Modern field guide to security and privacy

In nod to Silicon Valley, Pentagon opens door to hackers

The Department of Defense announced it will launch the federal government's first bug bounty program for vetted hackers to search its systems for vulnerabilities. 

Charles Dharapak/AP/File
A view of the Pentagon from Air Force One.

Think you can hack the Pentagon? Well, soon you may get the chance to crack its systems – without violating national security.

The Department of Defense announced Wednesday that it will invite vetted security researchers to test its cybersecurity systems in a pilot program set to begin next month.

It will be the first cybersecurity bug bounty program in the history of the federal government, and hackers "could be eligible for monetary rewards and other recognition," a Pentagon spokesman said, adding that the initiative is modeled after similar competitions conducted by some of Silicon Valley's biggest tech companies. 

"Bringing in the best talent, technology, and processes from the private sector not only helps us deliver comprehensive, more secure solutions to the DOD, but it also helps us better protect our country," said Chris Lynch, a technology entrepreneur who directs the Defense Digital Service, which will oversee the bug bounty program.

The Pentagon made it clear, too, that approved researchers won’t be allowed to run amok in DOD computer systems, but rather will be asked to identify vulnerabilities on a "predetermined" department system.

The project is a demonstration of a drive within the Pentagon to improve cybersecurity, said Secretary of Defense Ash Carter.

"I am always challenging our people to think outside the five-sided box that is the Pentagon," he added. "Inviting responsible hackers to test our cybersecurity certainly meets that test."

News of the program came during the RSA Conference in San Francisco, the largest annual gathering of security professionals, and generated plenty of buzz among attendees.

"Even the strongest organization on the planet, essentially, even they know that to be fully safe they need to work with hackers," says Mårten Mickos, chief executive officer of HackerOne, a San Francisco firm that operates bug bounty programs.

The Pentagon's decision, said Mr. Mickos, "shows a shift from the old world of secrecy to the new world of transparency. From an old world of keeping it close to the vest, to collaborating broadly. I think it's absolutely pioneering."
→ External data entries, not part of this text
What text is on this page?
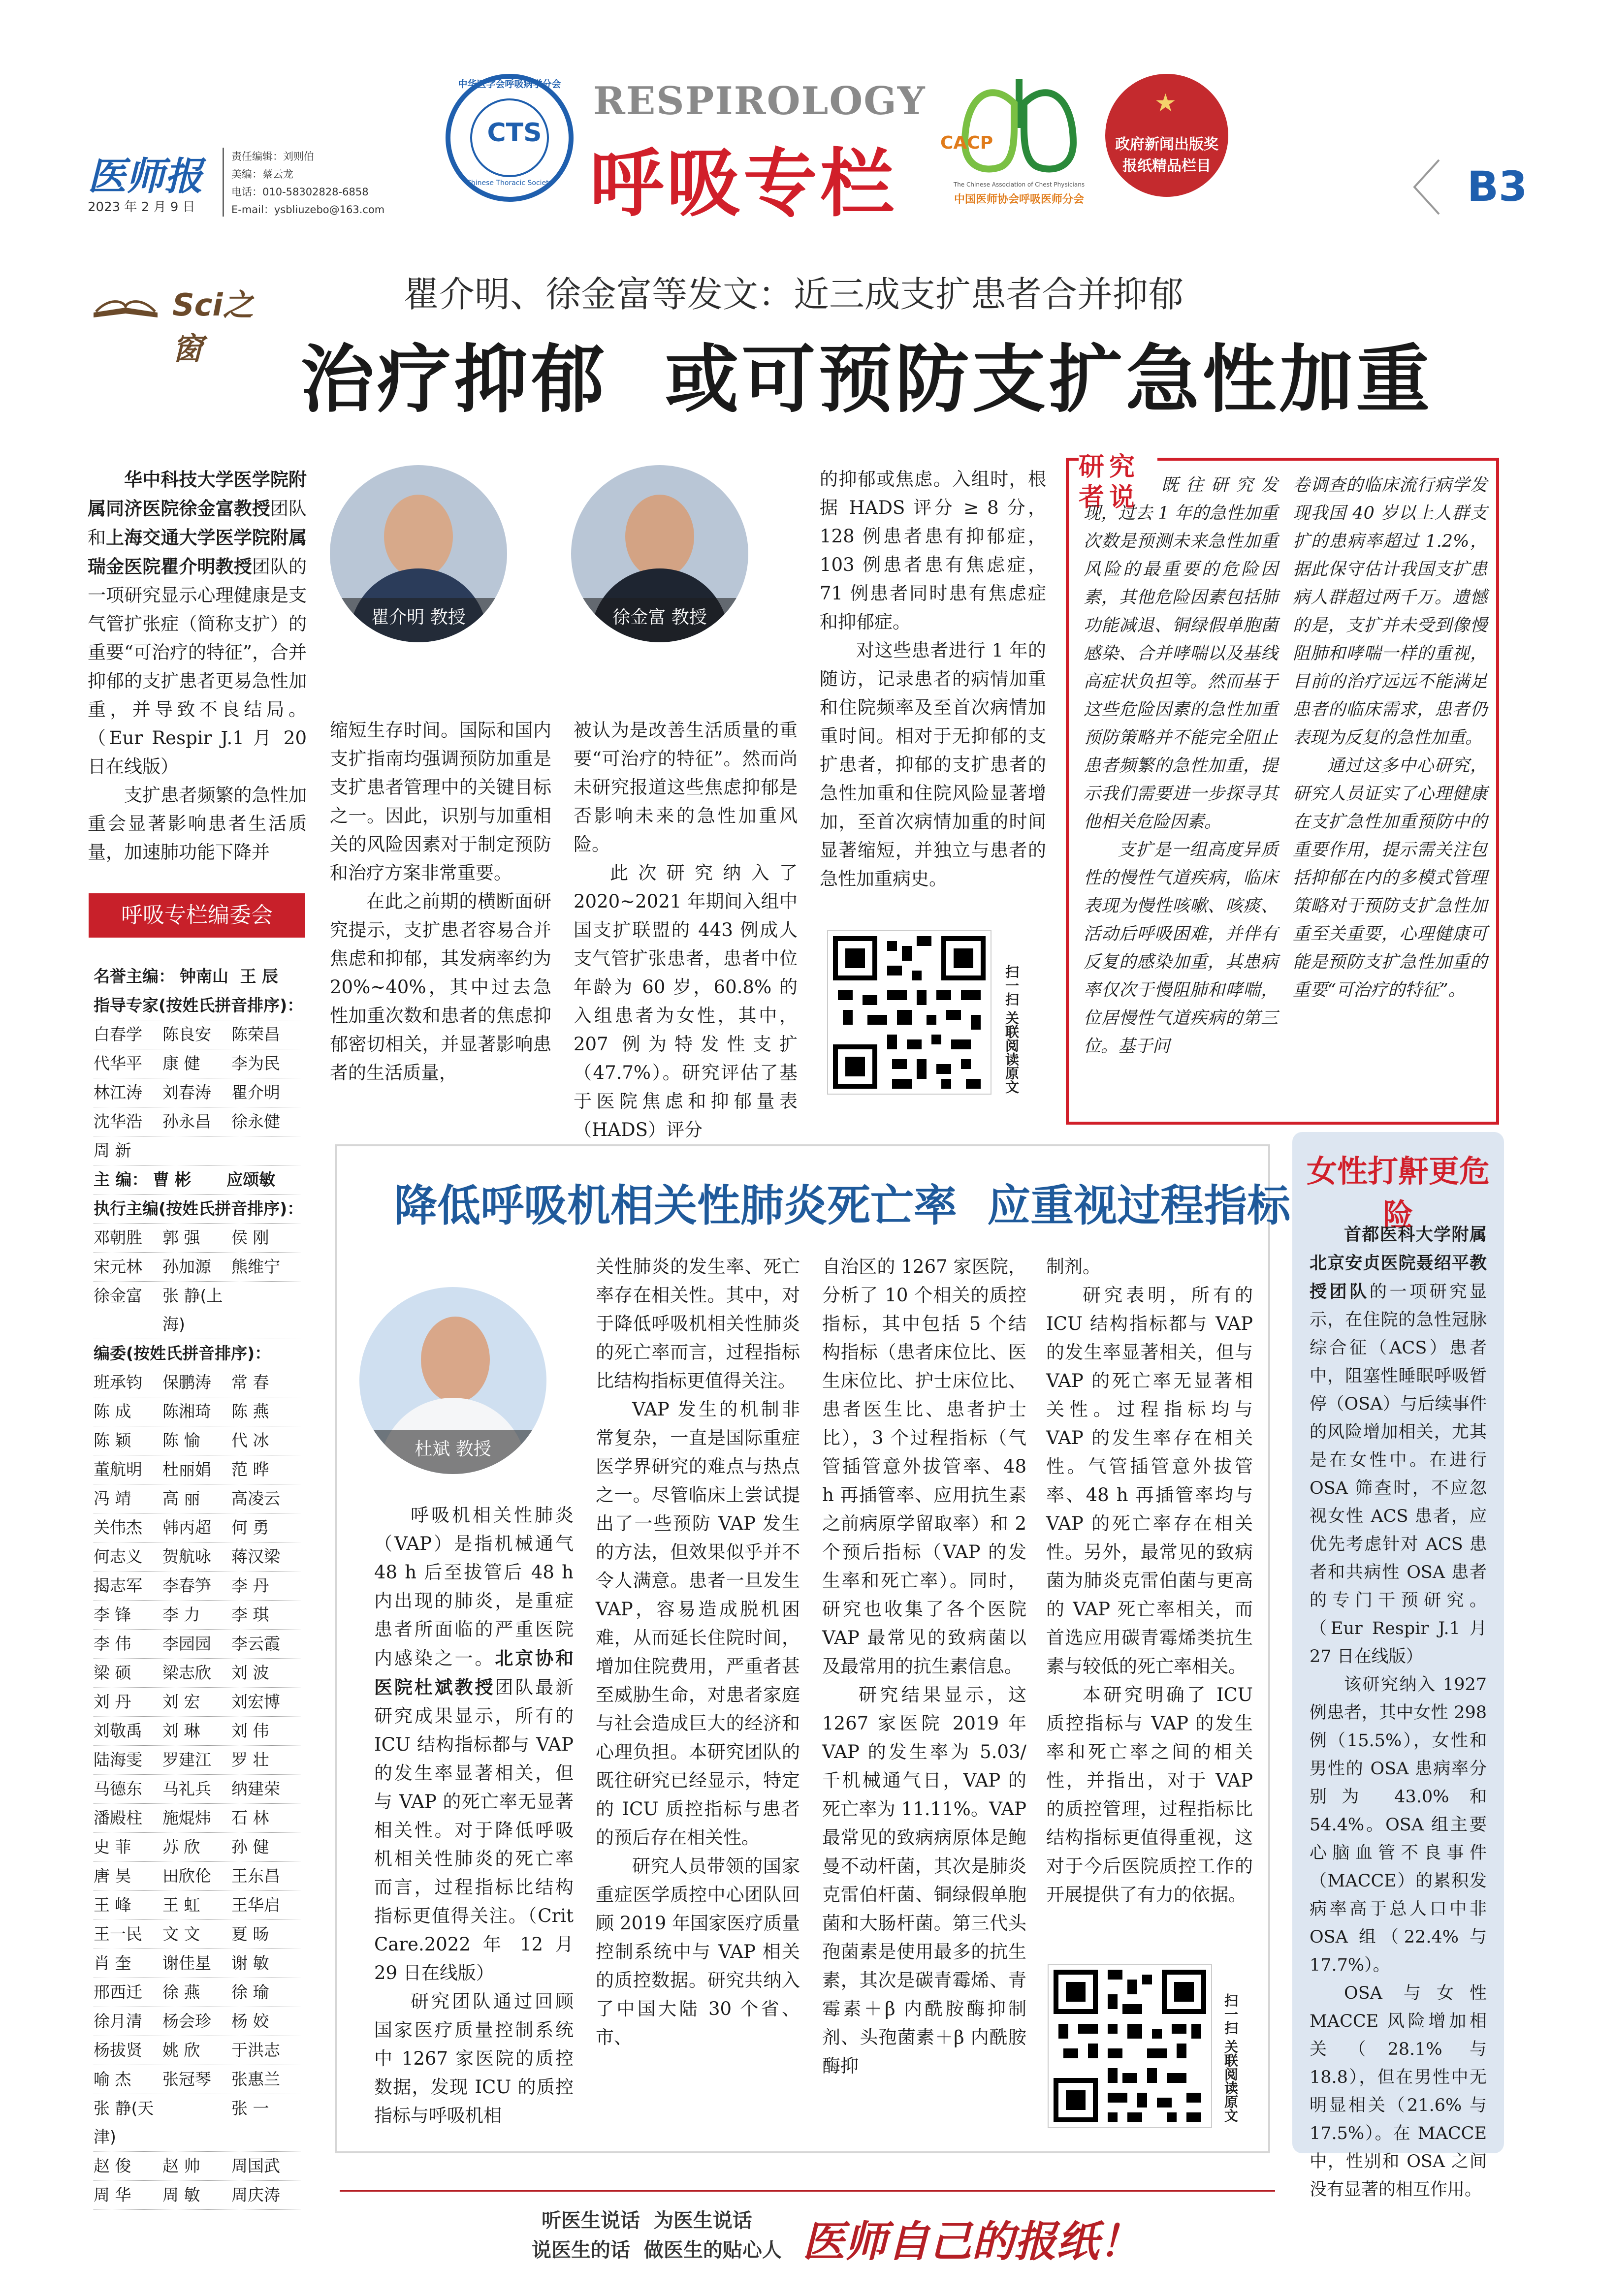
医师报
2023 年 2 月 9 日
责任编辑：刘则伯
美编：蔡云龙
电话：010-58302828-6858
E-mail：ysbliuzebo@163.com
CTS
中华医学会呼吸病学分会
Chinese Thoracic Society
RESPIROLOGY
呼吸专栏 CACP
The Chinese Association of Chest Physicians
中国医师协会呼吸医师分会
★
政府新闻出版奖
报纸精品栏目	B3
Sci之窗
瞿介明、徐金富等发文：近三成支扩患者合并抑郁
治疗抑郁  或可预防支扩急性加重

华中科技大学医学院附属同济医院徐金富教授团队和上海交通大学医学院附属瑞金医院瞿介明教授团队的一项研究显示心理健康是支气管扩张症（简称支扩）的重要“可治疗的特征”，合并抑郁的支扩患者更易急性加重，并导致不良结局。（Eur Respir J.1 月 20 日在线版）

支扩患者频繁的急性加重会显著影响患者生活质量，加速肺功能下降并

瞿介明 教授	徐金富 教授

缩短生存时间。国际和国内支扩指南均强调预防加重是支扩患者管理中的关键目标之一。因此，识别与加重相关的风险因素对于制定预防和治疗方案非常重要。

在此之前期的横断面研究提示，支扩患者容易合并焦虑和抑郁，其发病率约为 20%~40%，其中过去急性加重次数和患者的焦虑抑郁密切相关，并显著影响患者的生活质量，

被认为是改善生活质量的重要“可治疗的特征”。然而尚未研究报道这些焦虑抑郁是否影响未来的急性加重风险。

此次研究纳入了 2020~2021 年期间入组中国支扩联盟的 443 例成人支气管扩张患者，患者中位年龄为 60 岁，60.8% 的入组患者为女性，其中，207 例为特发性支扩（47.7%）。研究评估了基于医院焦虑和抑郁量表（HADS）评分

的抑郁或焦虑。入组时，根据 HADS 评分 ≥ 8 分，128 例患者患有抑郁症，103 例患者患有焦虑症，71 例患者同时患有焦虑症和抑郁症。

对这些患者进行 1 年的随访，记录患者的病情加重和住院频率及至首次病情加重时间。相对于无抑郁的支扩患者，抑郁的支扩患者的急性加重和住院风险显著增加，至首次病情加重的时间显著缩短，并独立与患者的急性加重病史。

扫一扫 关联阅读原文
研究
者说	既往研究发现，过去 1 年的急性加重次数是预测未来急性加重风险的最重要的危险因素，其他危险因素包括肺功能减退、铜绿假单胞菌感染、合并哮喘以及基线高症状负担等。然而基于这些危险因素的急性加重预防策略并不能完全阻止患者频繁的急性加重，提示我们需要进一步探寻其他相关危险因素。

支扩是一组高度异质性的慢性气道疾病，临床表现为慢性咳嗽、咳痰、活动后呼吸困难，并伴有反复的感染加重，其患病率仅次于慢阻肺和哮喘，位居慢性气道疾病的第三位。基于问

卷调查的临床流行病学发现我国 40 岁以上人群支扩的患病率超过 1.2%，据此保守估计我国支扩患病人群超过两千万。遗憾的是，支扩并未受到像慢阻肺和哮喘一样的重视，目前的治疗远远不能满足患者的临床需求，患者仍表现为反复的急性加重。

通过这多中心研究，研究人员证实了心理健康在支扩急性加重预防中的重要作用，提示需关注包括抑郁在内的多模式管理策略对于预防支扩急性加重至关重要，心理健康可能是预防支扩急性加重的重要“可治疗的特征”。

呼吸专栏编委会
名誉主编： 钟南山 王 辰
指导专家(按姓氏拼音排序)：
白春学	陈良安	陈荣昌
代华平	康 健	李为民
林江涛	刘春涛	瞿介明
沈华浩	孙永昌	徐永健
周 新
主 编： 曹 彬	应颂敏
执行主编(按姓氏拼音排序)：
邓朝胜	郭 强	侯 刚
宋元林	孙加源	熊维宁
徐金富	张 静(上海)
编委(按姓氏拼音排序)：
班承钧	保鹏涛	常 春
陈 成	陈湘琦	陈 燕
陈 颖	陈 愉	代 冰
董航明	杜丽娟	范 晔
冯 靖	高 丽	高凌云
关伟杰	韩丙超	何 勇
何志义	贺航咏	蒋汉梁
揭志军	李春笋	李 丹
李 锋	李 力	李 琪
李 伟	李园园	李云霞
梁 硕	梁志欣	刘 波
刘 丹	刘 宏	刘宏博
刘敬禹	刘 琳	刘 伟
陆海雯	罗建江	罗 壮
马德东	马礼兵	纳建荣
潘殿柱	施焜炜	石 林
史 菲	苏 欣	孙 健
唐 昊	田欣伦	王东昌
王 峰	王 虹	王华启
王一民	文 文	夏 旸
肖 奎	谢佳星	谢 敏
邢西迁	徐 燕	徐 瑜
徐月清	杨会珍	杨 姣
杨拔贤	姚 欣	于洪志
喻 杰	张冠琴	张惠兰
张 静(天津)
张 一
赵 俊	赵 帅	周国武
周 华	周 敏	周庆涛
降低呼吸机相关性肺炎死亡率  应重视过程指标
杜斌 教授

呼吸机相关性肺炎（VAP）是指机械通气 48 h 后至拔管后 48 h 内出现的肺炎，是重症患者所面临的严重医院内感染之一。北京协和医院杜斌教授团队最新研究成果显示，所有的 ICU 结构指标都与 VAP 的发生率显著相关，但与 VAP 的死亡率无显著相关性。对于降低呼吸机相关性肺炎的死亡率而言，过程指标比结构指标更值得关注。（Crit Care.2022 年 12 月 29 日在线版）

研究团队通过回顾国家医疗质量控制系统中 1267 家医院的质控数据，发现 ICU 的质控指标与呼吸机相

关性肺炎的发生率、死亡率存在相关性。其中，对于降低呼吸机相关性肺炎的死亡率而言，过程指标比结构指标更值得关注。

VAP 发生的机制非常复杂，一直是国际重症医学界研究的难点与热点之一。尽管临床上尝试提出了一些预防 VAP 发生的方法，但效果似乎并不令人满意。患者一旦发生 VAP，容易造成脱机困难，从而延长住院时间，增加住院费用，严重者甚至威胁生命，对患者家庭与社会造成巨大的经济和心理负担。本研究团队的既往研究已经显示，特定的 ICU 质控指标与患者的预后存在相关性。

研究人员带领的国家重症医学质控中心团队回顾 2019 年国家医疗质量控制系统中与 VAP 相关的质控数据。研究共纳入了中国大陆 30 个省、市、

自治区的 1267 家医院，分析了 10 个相关的质控指标，其中包括 5 个结构指标（患者床位比、医生床位比、护士床位比、患者医生比、患者护士比），3 个过程指标（气管插管意外拔管率、48 h 再插管率、应用抗生素之前病原学留取率）和 2 个预后指标（VAP 的发生率和死亡率）。同时，研究也收集了各个医院 VAP 最常见的致病菌以及最常用的抗生素信息。

研究结果显示，这 1267 家医院 2019 年 VAP 的发生率为 5.03/千机械通气日，VAP 的死亡率为 11.11%。VAP 最常见的致病病原体是鲍曼不动杆菌，其次是肺炎克雷伯杆菌、铜绿假单胞菌和大肠杆菌。第三代头孢菌素是使用最多的抗生素，其次是碳青霉烯、青霉素＋β 内酰胺酶抑制剂、头孢菌素＋β 内酰胺酶抑

制剂。

研究表明，所有的 ICU 结构指标都与 VAP 的发生率显著相关，但与 VAP 的死亡率无显著相关性。过程指标均与 VAP 的发生率存在相关性。气管插管意外拔管率、48 h 再插管率均与 VAP 的死亡率存在相关性。另外，最常见的致病菌为肺炎克雷伯菌与更高的 VAP 死亡率相关，而首选应用碳青霉烯类抗生素与较低的死亡率相关。

本研究明确了 ICU 质控指标与 VAP 的发生率和死亡率之间的相关性，并指出，对于 VAP 的质控管理，过程指标比结构指标更值得重视，这对于今后医院质控工作的开展提供了有力的依据。

扫一扫 关联阅读原文
女性打鼾更危险

首都医科大学附属北京安贞医院聂绍平教授团队的一项研究显示，在住院的急性冠脉综合征（ACS）患者中，阻塞性睡眠呼吸暂停（OSA）与后续事件的风险增加相关，尤其是在女性中。在进行 OSA 筛查时，不应忽视女性 ACS 患者，应优先考虑针对 ACS 患者和共病性 OSA 患者的专门干预研究。（Eur Respir J.1 月 27 日在线版）

该研究纳入 1927 例患者，其中女性 298 例（15.5%），女性和男性的 OSA 患病率分别为 43.0% 和 54.4%。OSA 组主要心脑血管不良事件（MACCE）的累积发病率高于总人口中非 OSA 组（22.4% 与 17.7%）。

OSA 与女性 MACCE 风险增加相关（28.1% 与 18.8），但在男性中无明显相关（21.6% 与 17.5%）。在 MACCE 中，性别和 OSA 之间没有显著的相互作用。

听医生说话  为医生说话
说医生的话  做医生的贴心人 医师自己的报纸！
The program – dubbed "Hack the Pentagon" – shows that "DOD is clearly using commercial best practices," says Ben FitzGerald, director of the Technology and National Security Program at the Center for a New American Security.

Launching an endeavor like this is not easy, Mr. FitzGerald adds. "There are significant institutional antibodies for this type of initiative." 

That’s because hackers could find something embarrassing, or – despite their strict parameters – the Pentagon could be hacked in ways beyond what they might have expected. "They may like for these vetted hackers to look at, let’s say, one of the many innocuous websites they run, in the hopes that these guys will say, 'It’s really good [security]' or, 'There’s just a minor issue.' "

They may find instead, "You didn’t have any password protection, or you had 'password' as a password,' " FitzGerald says.

That’s why the new hacker initiative is an important step toward "demystifying the security needs of the [Defense] department," he adds, since "often when national security people talk about cybersecurity, it’s as if it’s something different than the network security that every business does."

While the Pentagon trades in top secret information, "a lot of what it does involves basic security as well," FitzGerald says. "We see organizations like Google and Facebook make frequent use of these programs and see great returns."

For the DOD, he added, "it's the closest you get to a Silicon Valley model of disrupting and innovating."